MapReduce

General

The General tab has the following fields.

Field	Module Property?	Description
Name	No	The name of the activity in the process definition.
HCatalog Connection	Yes	Click to select an HCatalog Connection shared resource. If no matching HCatalog Connection shared resources are found, click Create Shared Resource to create one.
Streaming	No	Select this check box to create and run Mapreduce streaming jobs.
The following four fields are displayed when the Streaming check box is selected.
Input	Yes	Specifies the path of the input data in Hadoop.
Output	Yes	Specifies the path of the output data.
Mapper	Yes	Specifies the path of the mapper program in Hadoop.
Reducer	Yes	Specifies the path of the reducer program in Hadoop.
The following four fields are displayed when the Streaming check box is cleared.
Jar Name	Yes	Specifies the name of the .jar file for Mapreduce to use.
Main Class	Yes	Specifies the name of the class for Mapreduce to use.
Lib Jars	Yes	Specifies the comma separated .jar file to be included in the classpath.
Files	Yes	Specifies the comma separated .jar files to be copied to the Mapreduce cluster.
Status Directory	Yes	Specifies the directory where the status of Mapreduce jobs are stored.
Arguments	No	Specifies the program arguments. If the Streaming check box is cleared, specify Java main class arguments. If the Streaming check box is selected, specify a list of arguments that contain space-separated strings to pass to the Hadoop streaming utility. For example, - files /user/hdfs/file - D mapred.reduce.task=0 - input format org.apache.hadoop.mapred.lib.NLineInputFormat - cmdenv info=wc-reducer
The following field is displayed when the Streaming check box is cleared.
Define	No	Specifies the Hadoop configuration variables. A variable is associated with a name and a value.

Description

Provide a short description for the activity.

Input

The values specified in this tab takes precedence over the ones in the corresponding fields in the General tab. The following table specifies the possible input of the activity.

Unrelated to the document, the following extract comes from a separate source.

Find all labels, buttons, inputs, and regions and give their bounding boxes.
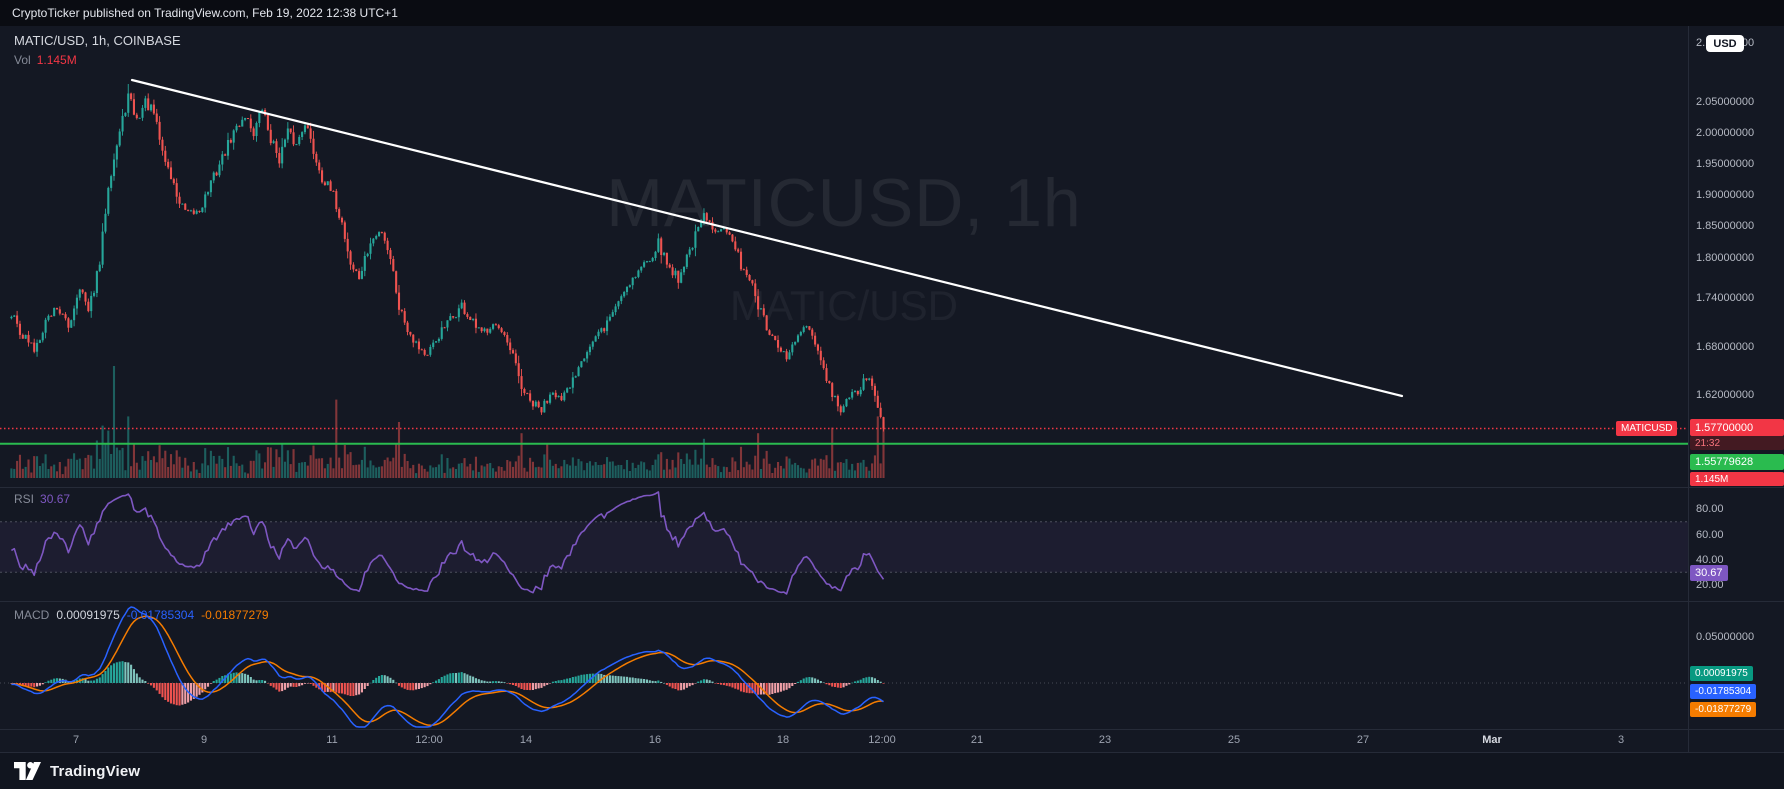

Input Item	Data Type	Description
The following four fields are displayed when the Streaming check box is selected.
Input	string	Specifies the path of the input data in Hadoop.
Output	string	Specifies the path of the output data.
Mapper	string	Specifies the path of the mapper program in Hadoop.
Reducer	string	Specifies the path of the reducer program in Hadoop.
The following four fields are displayed when the Streaming check box is cleared.
JarName	string	Specifies the name of the .jar file for Mapreduce to use.
ClassName	string	Specifies the name of the class for Mapreduce to use.
Libjars	string	Specifies the comma separated .jar file to be included in the classpath.
Files	string	Specifies the comma separated .jar files to be copied to the Mapreduce cluster.
StatusDirectory	string	Specifies the directory where the status of Mapreduce jobs are stored.
Arguments	string	Specifies the program arguments.
The following field is displayed when the Streaming check box is cleared.
Defines	string	Specifies the Hadoop configuration variables. A variable is associated with a name and a value.

Output

The output of the activity are as follows.

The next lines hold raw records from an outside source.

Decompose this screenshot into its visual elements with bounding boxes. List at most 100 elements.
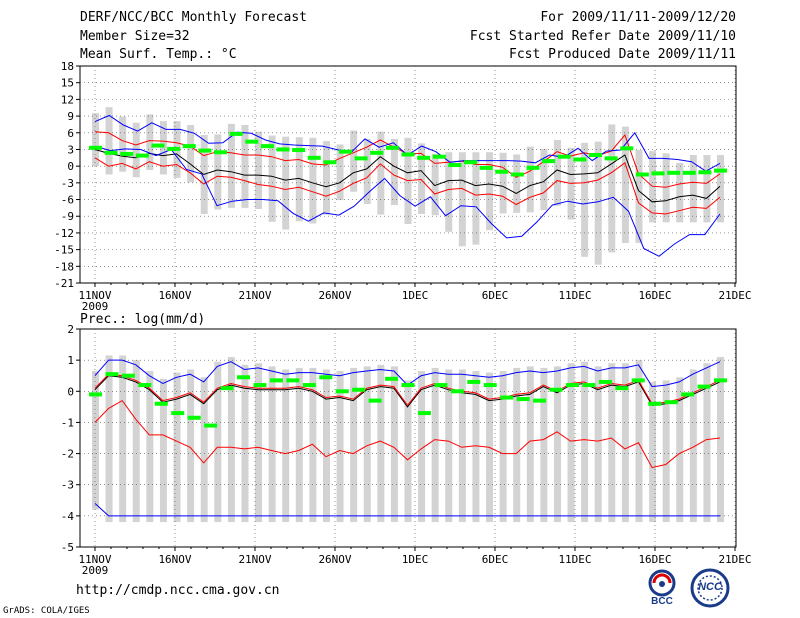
prec-median-mark [533, 398, 547, 403]
prec-plot-frame [79, 328, 737, 548]
prec-spread-bar [282, 369, 290, 523]
prec-spread-bar [241, 364, 249, 523]
prec-spread-bar [92, 371, 99, 510]
temp-plot-frame [79, 65, 737, 284]
prec-min-line [94, 503, 720, 517]
temp-median-mark [120, 151, 134, 156]
temp-median-mark [276, 147, 290, 152]
prec-median-mark [450, 389, 464, 394]
temp-spread-bar [255, 131, 263, 209]
temp-spread-bar [608, 124, 616, 253]
prec-spread-bar [350, 367, 358, 523]
temp-median-mark [323, 160, 337, 165]
prec-median-mark [319, 375, 333, 380]
temp-x-tick-label: 11DEC [558, 289, 591, 302]
bcc-logo-text: BCC [651, 596, 673, 607]
temp-y-tick-label: 15 [61, 77, 74, 90]
prec-spread-bar [567, 363, 575, 523]
temp-y-tick-label: 3 [67, 143, 74, 156]
prec-median-mark [565, 383, 579, 388]
source-url[interactable]: http://cmdp.ncc.cma.gov.cn [76, 583, 280, 598]
prec-median-mark [385, 376, 399, 381]
prec-y-tick-label: 2 [67, 323, 74, 336]
prec-spread-bar [119, 355, 127, 523]
prec-spread-bar [187, 369, 195, 523]
temp-spread-bar [214, 134, 222, 210]
chart-title: DERF/NCC/BCC Monthly Forecast [80, 10, 307, 25]
prec-spread-bar [105, 355, 113, 523]
temp-median-mark [370, 150, 384, 155]
prec-median-mark [516, 397, 530, 402]
temp-ens_lower-line [94, 157, 721, 215]
temp-y-tick-label: -12 [54, 227, 74, 240]
prec-x-tick-label: 16DEC [638, 553, 671, 566]
temp-spread-bar [526, 146, 534, 213]
temp-spread-bar [132, 122, 140, 178]
prec-median-mark [417, 411, 431, 416]
variable-label: Mean Surf. Temp.: °C [80, 47, 237, 62]
temp-median-mark [354, 156, 368, 161]
temp-median-mark [635, 172, 649, 177]
prec-median-mark [500, 395, 514, 400]
temp-median-mark [198, 148, 212, 153]
temp-spread-bar [268, 135, 276, 222]
bcc-logo: BCC [640, 568, 684, 608]
temp-x-tick-label: 21NOV [238, 289, 271, 302]
temp-median-mark [385, 145, 399, 150]
member-size: Member Size=32 [80, 29, 190, 44]
prec-x-tick-label: 21NOV [238, 553, 271, 566]
temp-x-tick-label: 16DEC [638, 289, 671, 302]
temp-spread-bar [717, 155, 724, 223]
prec-median-mark [105, 372, 119, 377]
prec-y-tick-label: -1 [61, 416, 74, 429]
temp-spread-bar [390, 138, 398, 206]
temp-median-mark [464, 160, 477, 165]
temp-median-mark [682, 170, 696, 175]
temp-spread-bar [105, 107, 113, 175]
temp-spread-bar [431, 153, 439, 216]
temp-spread-bar [486, 152, 494, 231]
temp-spread-bar [458, 152, 466, 247]
prec-spread-bar [662, 380, 670, 523]
temp-median-mark [479, 165, 493, 170]
temp-median-mark [104, 150, 118, 155]
prec-spread-bar [526, 366, 534, 523]
temp-min-line [94, 145, 721, 257]
prec-median-mark [615, 386, 629, 391]
prec-spread-bar [404, 380, 412, 523]
prec-median-mark [483, 383, 497, 388]
temp-median-mark [292, 148, 306, 153]
temp-median-mark [526, 165, 540, 170]
temp-spread-bar [322, 141, 330, 215]
temp-y-tick-label: 18 [61, 60, 74, 73]
prec-spread-bar [336, 371, 344, 523]
prec-median-mark [187, 415, 201, 420]
temp-median-mark [573, 157, 587, 162]
prec-spread-bar [390, 366, 398, 523]
prec-median-mark [269, 378, 283, 383]
temp-mean-line [94, 149, 721, 203]
prec-spread-bar [295, 367, 303, 523]
prec-x-tick-label: 1DEC [402, 553, 429, 566]
prec-ens_upper-line [94, 373, 721, 407]
prec-mean-line [94, 375, 721, 408]
temp-median-mark [448, 163, 462, 168]
prec-spread-bar [132, 360, 140, 523]
prec-y-tick-label: -5 [61, 541, 74, 554]
temp-median-mark [495, 169, 509, 174]
temp-y-tick-label: 12 [61, 93, 74, 106]
prec-spread-bar [608, 363, 616, 523]
prec-spread-bar [146, 371, 154, 523]
prec-median-mark [598, 379, 612, 384]
temp-year-label: 2009 [82, 300, 109, 313]
temp-spread-bar [295, 137, 303, 222]
prec-median-mark [171, 411, 185, 416]
temp-spread-bar [499, 152, 507, 214]
prec-spread-bar [214, 361, 222, 523]
prec-median-mark [467, 379, 481, 384]
temp-median-mark [714, 168, 727, 173]
prec-y-tick-label: 0 [67, 385, 74, 398]
prec-median-mark [220, 386, 234, 391]
temp-median-mark [510, 172, 524, 177]
prec-spread-bar [689, 369, 697, 523]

Output Item	Data Type	Description
jobId	string	Returns the job ID of the Mapreduce operation. Note: You can use the WaitForJobCompletion activity to wait for the job to complete. The `exitValue` in the Output tab of the WaitForJobCompletion activity shows the exit value of Mapreduce execution.

Fault

The Fault tab lists the exceptions that can be thrown by this activity.

HadoopException	Description
msg	The error message description returned by the plug-in.
msgCode	The error code returned by the plug-in.